Color brings beauty to our eyes, whether from the wings of a monarch butterfly or the broad brush strokes of a Van Gogh painting. Color also allows us to assign meaning and organization to items. At some point, most people have to ask how they should use color whether they are animating a cartoon character, painting an accent wall or, in my case making, a graphical user interface.
Here I will explain how I would go about using color for utilities-specific augmented reality applications.
The use of color rests on how our eyes and brains process light and detail. When selecting interface colors, I ask myself: What colors do I use, and how to maximize readability and decrease distraction?
It helps to think about how the visual system processes color. In the eye, there are two types of receptors that process light: rods and cones.
Rods are bad for color, but great for detail. Cones are great for color, and aren’t good for detail.
Color exists partly because of an activity pattern of three retinal receptive cones that are suited for different wavelengths of light: short, medium and long wave. These cones work in combinations to send signals to our lateral geniculate nucleus and visual cortex for what color we are to perceive.
Your visual cortex process most information from red and green receptor cones gathered in a small indent in the back of your eye, called the fovea. More space in your cortex is devoted to processing red and green. What is the takeaway? Since blue receptors aren’t in your fovea, your brain works less to process them. Furthermore, rods also process blue, meaning even less energy is devoted to perceiving it.
These variances in how we process light and color leads car designers to two opposing dashboard color philosophies: blue and red.
Red wavelength affects mainly cones, leaving the rods unsaturated, which results in better night vision. On the other hand, red wavelength enters your brain from your fovea, which means you use more visual cortex resources to process for higher acuity. With blue dashboards, your cones don’t require as much detail, which means you use fewer visual cortex resources to process. The trade-off is that your rods are processing light from two sources, the road and your dashboard, and therefore are working harder.
Hold up just one finger on your hand and look at it–your brain increase magnification in your visual cortex, which uses more cones and less rods. Now, look at all five fingers on your hand–your brain lowers magnification, which consumes fewer resources in your visual cortex.
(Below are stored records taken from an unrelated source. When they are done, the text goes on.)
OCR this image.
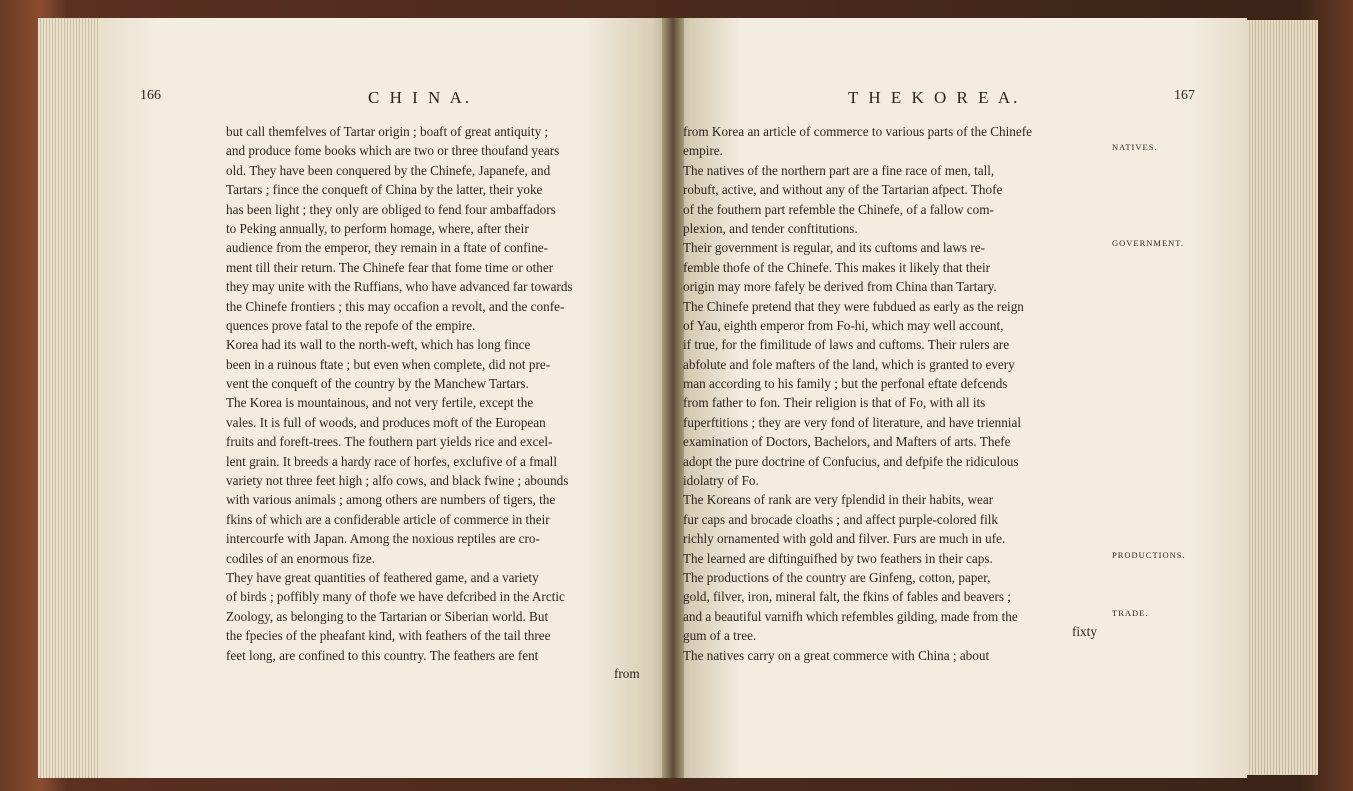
166	C H I N A.
but call themfelves of Tartar origin ; boaft of great antiquity ;
and produce fome books which are two or three thoufand years
old. They have been conquered by the Chinefe, Japanefe, and
Tartars ; fince the conqueft of China by the latter, their yoke
has been light ; they only are obliged to fend four ambaffadors
to Peking annually, to perform homage, where, after their
audience from the emperor, they remain in a ftate of confine-
ment till their return. The Chinefe fear that fome time or other
they may unite with the Ruffians, who have advanced far towards
the Chinefe frontiers ; this may occafion a revolt, and the confe-
quences prove fatal to the repofe of the empire.
Korea had its wall to the north-weft, which has long fince
been in a ruinous ftate ; but even when complete, did not pre-
vent the conqueft of the country by the Manchew Tartars.
The Korea is mountainous, and not very fertile, except the
vales. It is full of woods, and produces moft of the European
fruits and foreft-trees. The fouthern part yields rice and excel-
lent grain. It breeds a hardy race of horfes, exclufive of a fmall
variety not three feet high ; alfo cows, and black fwine ; abounds
with various animals ; among others are numbers of tigers, the
fkins of which are a confiderable article of commerce in their
intercourfe with Japan. Among the noxious reptiles are cro-
codiles of an enormous fize.
They have great quantities of feathered game, and a variety
of birds ; poffibly many of thofe we have defcribed in the Arctic
Zoology, as belonging to the Tartarian or Siberian world. But
the fpecies of the pheafant kind, with feathers of the tail three
feet long, are confined to this country. The feathers are fent
from
T H E K O R E A.	167
from Korea an article of commerce to various parts of the Chinefe
empire.
The natives of the northern part are a fine race of men, tall,
robuft, active, and without any of the Tartarian afpect. Thofe
of the fouthern part refemble the Chinefe, of a fallow com-
plexion, and tender conftitutions.
Their government is regular, and its cuftoms and laws re-
femble thofe of the Chinefe. This makes it likely that their
origin may more fafely be derived from China than Tartary.
The Chinefe pretend that they were fubdued as early as the reign
of Yau, eighth emperor from Fo-hi, which may well account,
if true, for the fimilitude of laws and cuftoms. Their rulers are
abfolute and fole mafters of the land, which is granted to every
man according to his family ; but the perfonal eftate defcends
from father to fon. Their religion is that of Fo, with all its
fuperftitions ; they are very fond of literature, and have triennial
examination of Doctors, Bachelors, and Mafters of arts. Thefe
adopt the pure doctrine of Confucius, and defpife the ridiculous
idolatry of Fo.
The Koreans of rank are very fplendid in their habits, wear
fur caps and brocade cloaths ; and affect purple-colored filk
richly ornamented with gold and filver. Furs are much in ufe.
The learned are diftinguifhed by two feathers in their caps.
The productions of the country are Ginfeng, cotton, paper,
gold, filver, iron, mineral falt, the fkins of fables and beavers ;
and a beautiful varnifh which refembles gilding, made from the
gum of a tree.
The natives carry on a great commerce with China ; about
fixty
NATIVES.
GOVERNMENT.
PRODUCTIONS.
TRADE.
This relies on fewer cones and more rods.
Interestingly, if you hold up two hands in front of you with all five fingers extended on the right and only your index finger on your left, your visual cortex activates far more and has more total volume dedicated to the finger than when processing your right hand with all five fingers extended.
So, how does any of this apply to Augmented Reality? Let’s take a look.
Decreasing cortical magnification and acuity.
Here’s an interface that utility workers might use to assess linear assets in the field. The colors are pleasing, modern, unobtrusive–but that’s not the point of the colors. The color design helps field users visualize information more effectively and effortlessly by drawing attention to only what matters at present.
Remember that rods are most sensitive to light and dark changes, shape and movement, and place the smallest demand on the visual cortex. Let’s put all the UI elements in our peripheral that we can, unless they represent the most important data at this current point in time.
Contextual activation of receptors
Let’s make all our buttons and elements blue or white if we can, so they are less taxing on our visual systems. We use green and red very sparingly since they fall right in our fovea. Red alerts us to where the problem is reported via data being uploaded to our system. Green directs our attention to the start and end of where we think our linear asset is experiencing trouble. We can drag, drop, and slide around the placemarks all we want to better approximate and update the data source in real time, allowing asset planners to better diagnose corrective steps to take.
Now that you understand more about how your brain works with light and detail, you can start to notice how products and programs around you are using color to do more than just look pretty.